Another Plan Commission member, architect Bob Kelly, questioned the alleged economic development benefit. “I don’t see how this alignment helps any development,” he said.

The plan for Harley “makes no sense,” said one local real estate developer with interests in Cultural District, who asked that his name not be used. “If the rodeo arena is approved by voters, then there is still plenty of time to build this road while the arena is being constructed. But there are so many transportation projects in this city that need to be funded, and how this got to up high on the list is sort of outrageous.”

As for parking, the city built a $30 million, seven-level parking garage last year, and even on busy Saturdays at the WRMC, the top four levels are usually empty.

Despite those concerns, the commission went along with city staff recommendations and voted unanimously to make the new alignment part of the city’s master thoroughfare plan.

“We didn’t approve the construction plans, we just merely recommended it to council,” Weitholder said. “Council would have to vote on whether to do this. And we asked the city staff to do a traffic study before putting it before council.”

The whole re-alignment project, including new water and sewer lines, will cost about $16 million. The council approved an earlier version of the plan in July. Because of the proposed new alignment, the plan must go back before the council.

If local business and neighborhood leaders are critical of the Harley Avenue plan, it’s not because they object to all changes along Montgomery Street. Davis said that, with the expansion of the University of North Texas Health Science Center and the opening of the new Fort Worth Museum of Science and History, Montgomery is fast becoming the entryway to the Cultural District.

“Obviously, this project is being done on behalf of the rodeo arena, but there will be others affected, and we don’t know what the unintended consequences might be 10 years down the road,” he said.

Bryan Beck, senior capital projects officer for the city, told the Weekly in an e-mail that the terminus of the road at El Campo has to do with development potential. “The El Campo alignment provides better access to undeveloped property in the area,” he said. Beck also said the Harley realignment would be “one of the last arterials to be constructed” from projects that were approved in the 2004 bond program.

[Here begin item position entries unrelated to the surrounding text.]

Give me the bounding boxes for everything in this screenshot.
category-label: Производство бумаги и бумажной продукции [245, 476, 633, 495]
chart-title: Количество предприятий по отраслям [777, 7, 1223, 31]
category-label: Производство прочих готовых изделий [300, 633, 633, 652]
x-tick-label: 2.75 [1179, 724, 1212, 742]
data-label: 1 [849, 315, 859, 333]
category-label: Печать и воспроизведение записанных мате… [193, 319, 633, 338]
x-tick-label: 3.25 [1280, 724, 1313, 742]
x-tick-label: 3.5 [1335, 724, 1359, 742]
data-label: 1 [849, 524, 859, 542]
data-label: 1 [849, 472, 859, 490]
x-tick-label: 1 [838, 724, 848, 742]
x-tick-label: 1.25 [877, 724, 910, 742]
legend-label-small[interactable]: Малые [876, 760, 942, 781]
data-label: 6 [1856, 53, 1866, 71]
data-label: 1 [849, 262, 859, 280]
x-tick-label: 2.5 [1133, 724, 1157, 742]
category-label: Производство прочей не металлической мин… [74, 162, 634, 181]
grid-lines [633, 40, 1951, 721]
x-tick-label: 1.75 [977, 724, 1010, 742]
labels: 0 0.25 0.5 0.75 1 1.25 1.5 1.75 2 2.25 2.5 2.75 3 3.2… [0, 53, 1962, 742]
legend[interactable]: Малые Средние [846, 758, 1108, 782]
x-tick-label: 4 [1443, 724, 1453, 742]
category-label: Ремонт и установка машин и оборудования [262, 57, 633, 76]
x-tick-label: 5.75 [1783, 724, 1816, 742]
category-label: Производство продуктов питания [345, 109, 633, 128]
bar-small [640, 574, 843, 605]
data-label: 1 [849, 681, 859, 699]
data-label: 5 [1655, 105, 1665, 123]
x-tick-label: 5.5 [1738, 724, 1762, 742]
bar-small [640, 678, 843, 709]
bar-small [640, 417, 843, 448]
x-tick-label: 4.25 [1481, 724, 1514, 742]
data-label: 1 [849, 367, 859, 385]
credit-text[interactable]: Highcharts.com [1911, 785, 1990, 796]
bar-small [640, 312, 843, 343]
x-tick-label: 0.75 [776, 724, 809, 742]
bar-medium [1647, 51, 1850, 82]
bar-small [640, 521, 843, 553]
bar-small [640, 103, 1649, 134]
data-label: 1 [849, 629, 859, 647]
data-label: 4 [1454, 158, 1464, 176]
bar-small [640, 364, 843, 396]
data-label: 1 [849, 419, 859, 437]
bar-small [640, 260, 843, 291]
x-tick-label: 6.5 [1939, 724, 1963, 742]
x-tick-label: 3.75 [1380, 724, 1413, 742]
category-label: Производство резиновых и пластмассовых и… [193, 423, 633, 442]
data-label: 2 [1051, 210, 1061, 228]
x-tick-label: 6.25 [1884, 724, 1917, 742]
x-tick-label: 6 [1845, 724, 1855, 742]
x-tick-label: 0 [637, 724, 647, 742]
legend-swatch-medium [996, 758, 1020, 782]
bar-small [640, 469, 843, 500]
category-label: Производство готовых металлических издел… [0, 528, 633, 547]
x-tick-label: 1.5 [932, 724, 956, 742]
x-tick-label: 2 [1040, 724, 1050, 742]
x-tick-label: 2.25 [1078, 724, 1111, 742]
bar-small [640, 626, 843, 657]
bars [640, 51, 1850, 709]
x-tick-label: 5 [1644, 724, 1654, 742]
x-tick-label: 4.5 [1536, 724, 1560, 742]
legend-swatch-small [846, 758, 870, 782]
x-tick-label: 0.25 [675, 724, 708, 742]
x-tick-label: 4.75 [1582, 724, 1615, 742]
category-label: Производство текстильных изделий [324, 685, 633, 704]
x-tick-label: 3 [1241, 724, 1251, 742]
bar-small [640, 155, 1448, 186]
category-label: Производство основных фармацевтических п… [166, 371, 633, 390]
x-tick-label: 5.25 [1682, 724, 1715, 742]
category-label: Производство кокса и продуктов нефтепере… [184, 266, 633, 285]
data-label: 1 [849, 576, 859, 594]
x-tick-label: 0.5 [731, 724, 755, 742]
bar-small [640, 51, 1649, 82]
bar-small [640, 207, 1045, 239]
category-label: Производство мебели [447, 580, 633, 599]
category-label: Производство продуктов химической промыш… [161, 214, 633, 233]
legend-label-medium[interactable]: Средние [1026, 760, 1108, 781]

Event Facilities, the group whose undeveloped property looks to benefit the most from the realignment, lists its mission as promoting agricultural sciences and “to assist with the establishment of a new arena for the Will Rogers Memorial Center.” According to its 2009 IRS filing, Events Facilities had $50 million in assets. Neither the group’s board chairman, Ed Bass, nor CEO Mike Groomer would comment for this story.

City staffers have estimated that Fort Worth needs to spend $1.8 billion over the next decade to keep up with transportation demands. That includes $585 million to remedy “existing street capacity deficiencies” and $400 million to replace poor-quality neighborhood streets.

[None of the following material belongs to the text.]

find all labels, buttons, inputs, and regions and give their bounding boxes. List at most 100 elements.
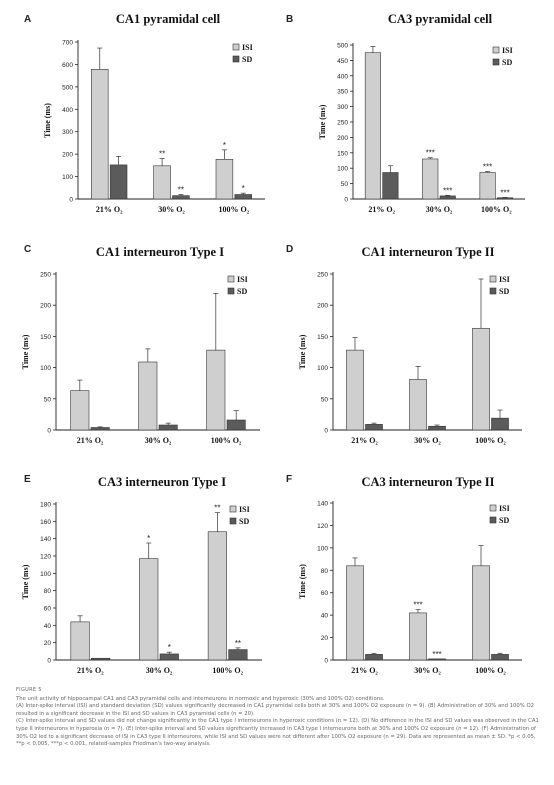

Even though the city is counting on using bond capacity approved in 2004 for the Harley project, the city is not actually planning to sell those bonds until 2013 — two years after the project is started. Why? Because the city’s bond rating, which is still recovering from a drop in 2004, could be affected.

In the meantime, the plan is for the city to lend itself $1.75 million from another pocket to fund the project. That pocket is the city’s aviation fund, which has grown fat with profits from Barnett Shale gas drilling at city airports. By federal law that money must be used only at those airports — but the city is availing itself of a loophole that allows it to lend the money for other projects, as long as the funds are repaid with interest. The loan would be for three years, with interest totaling about $230,000, according to city estimates.

“The city has moved this project up and is paying a higher cost to do that,” the real estate developer said. “But no one can answer the question as to why it needs to be done now.”